2011 will be remembered as the year that put exoplanets on everybody's starmaps. Though we'd discovered planets beyond our solar system before, this year astronomers offered more evidence than ever that our universe is packed with exoplanets - some of which might be very like our own rocky, waterlogged world. Here are ten images I created of the year's most incredible exoplanet discoveries.
Admittedly this is a very subjective list. What I think is an extraordinary exoplanet is one that would provide an extraordinary sight to a future visitor. And, of course, what might look totally cool and what is most interesting scientifically may be two different things. Happily, the two criteria are far from being mutually exclusive.

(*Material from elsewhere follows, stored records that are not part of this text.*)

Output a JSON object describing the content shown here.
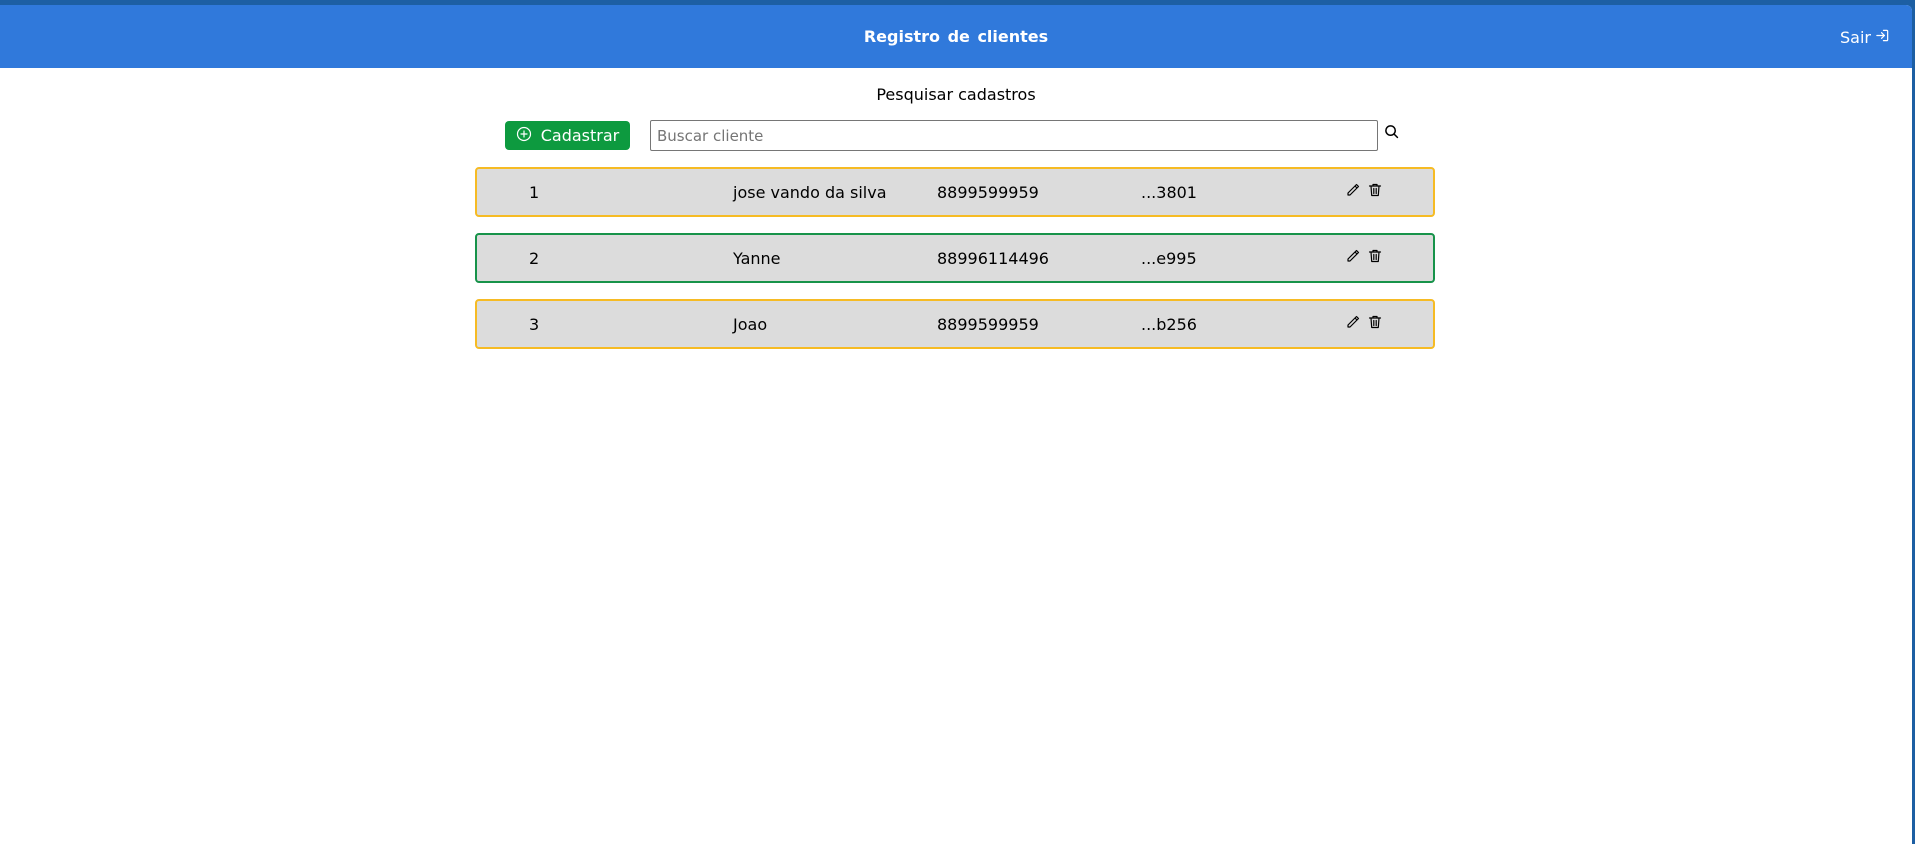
{
  "header": {
    "title": "Registro de clientes",
    "logout_label": "Sair",
    "logout_icon": "logout-icon"
  },
  "search": {
    "title": "Pesquisar cadastros",
    "placeholder": "Buscar cliente",
    "value": "",
    "search_icon": "search-icon"
  },
  "toolbar": {
    "add_label": "Cadastrar",
    "add_icon": "plus-circle-icon"
  },
  "clients": [
    {
      "id": "1",
      "name": "jose vando da silva",
      "phone": "8899599959",
      "code": "...3801",
      "border": "#f6bb24"
    },
    {
      "id": "2",
      "name": "Yanne",
      "phone": "88996114496",
      "code": "...e995",
      "border": "#17934a"
    },
    {
      "id": "3",
      "name": "Joao",
      "phone": "8899599959",
      "code": "...b256",
      "border": "#f6bb24"
    }
  ],
  "row_actions": {
    "edit_icon": "pencil-icon",
    "delete_icon": "trash-icon"
  },
  "colors": {
    "header": "#3079db",
    "add_button": "#0d9a3f",
    "row_background": "#dcdcdc",
    "row_border_default": "#f6bb24",
    "row_border_selected": "#17934a"
  }
}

Ron Miller is a science artist. Visit his website here.
1. GJ 3634b is a red-hot super-Earth orbiting perilously near its red dwarf star.
2. Gleise 370b is a super-Earth orbiting just on the inner edge of the Goldilocks zone surrounding its orange dwarf star.

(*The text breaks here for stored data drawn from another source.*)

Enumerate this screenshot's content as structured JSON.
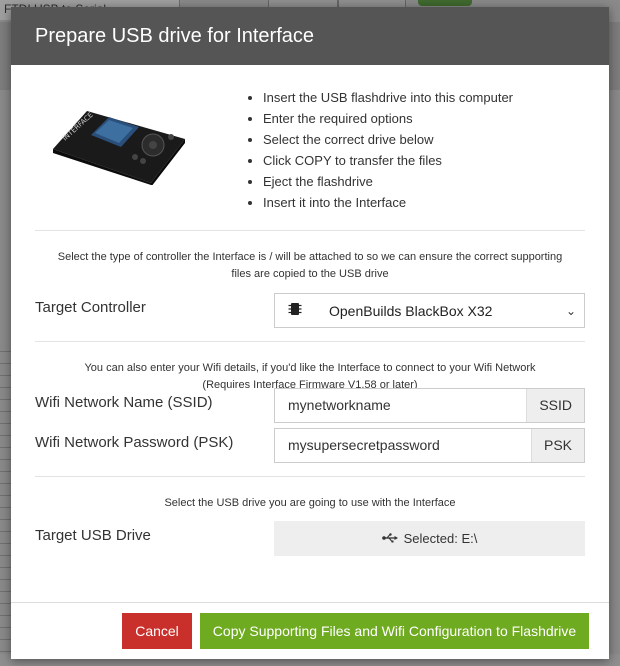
{
  "background": {
    "tab_label": "FTDI USB to Serial"
  },
  "modal": {
    "title": "Prepare USB drive for Interface",
    "steps": [
      "Insert the USB flashdrive into this computer",
      "Enter the required options",
      "Select the correct drive below",
      "Click COPY to transfer the files",
      "Eject the flashdrive",
      "Insert it into the Interface"
    ],
    "controller_note": "Select the type of controller the Interface is / will be attached to so we can ensure the correct supporting files are copied to the USB drive",
    "target_controller": {
      "label": "Target Controller",
      "value": "OpenBuilds BlackBox X32",
      "icon": "chip-icon"
    },
    "wifi_note_line1": "You can also enter your Wifi details, if you'd like the Interface to connect to your Wifi Network",
    "wifi_note_line2": "(Requires Interface Firmware V1.58 or later)",
    "ssid": {
      "label": "Wifi Network Name (SSID)",
      "value": "mynetworkname",
      "addon": "SSID"
    },
    "psk": {
      "label": "Wifi Network Password (PSK)",
      "value": "mysupersecretpassword",
      "addon": "PSK"
    },
    "usb_note": "Select the USB drive you are going to use with the Interface",
    "usb": {
      "label": "Target USB Drive",
      "value": "Selected: E:\\",
      "icon": "usb-icon"
    },
    "buttons": {
      "cancel": "Cancel",
      "copy": "Copy Supporting Files and Wifi Configuration to Flashdrive"
    },
    "colors": {
      "header": "#555555",
      "cancel": "#c9302c",
      "copy": "#6fab20"
    }
  }
}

3. HAT-P-32b is a red-hot planet that is less massive than Jupiter while still being twice as large, making it the fluffiest planet known.
4. HIP 7853b may be a brown dwarf. It orbits a hot blue star 18 times the distance Pluto orbits the sun.
5. Kepler 10b was the first confirmed rocky planet to be discovered. Only half again larger than the Earth, it orbits its star so closely that it's hot enough on the surface to melt iron.
6. Kepler 16b was the first planet to be found orbiting a binary star.
7. Kepler 21b, another near-Earth-sized planet, has a surface heated to a blazing 3000 degrees F (1648 C).
8. Kepler 22b is a super-Earth that lies snugly within its star's Goldilocks zone, making liquid water on its surface a real possibility.
9. PSR J1719-1438b is a planet orbiting near a pulsar. One model has the carbon-rich world made largely of diamond.
10. WASP 43b is a super-Jupiter orbiting so close to its star that tidal forces are tearing it apart.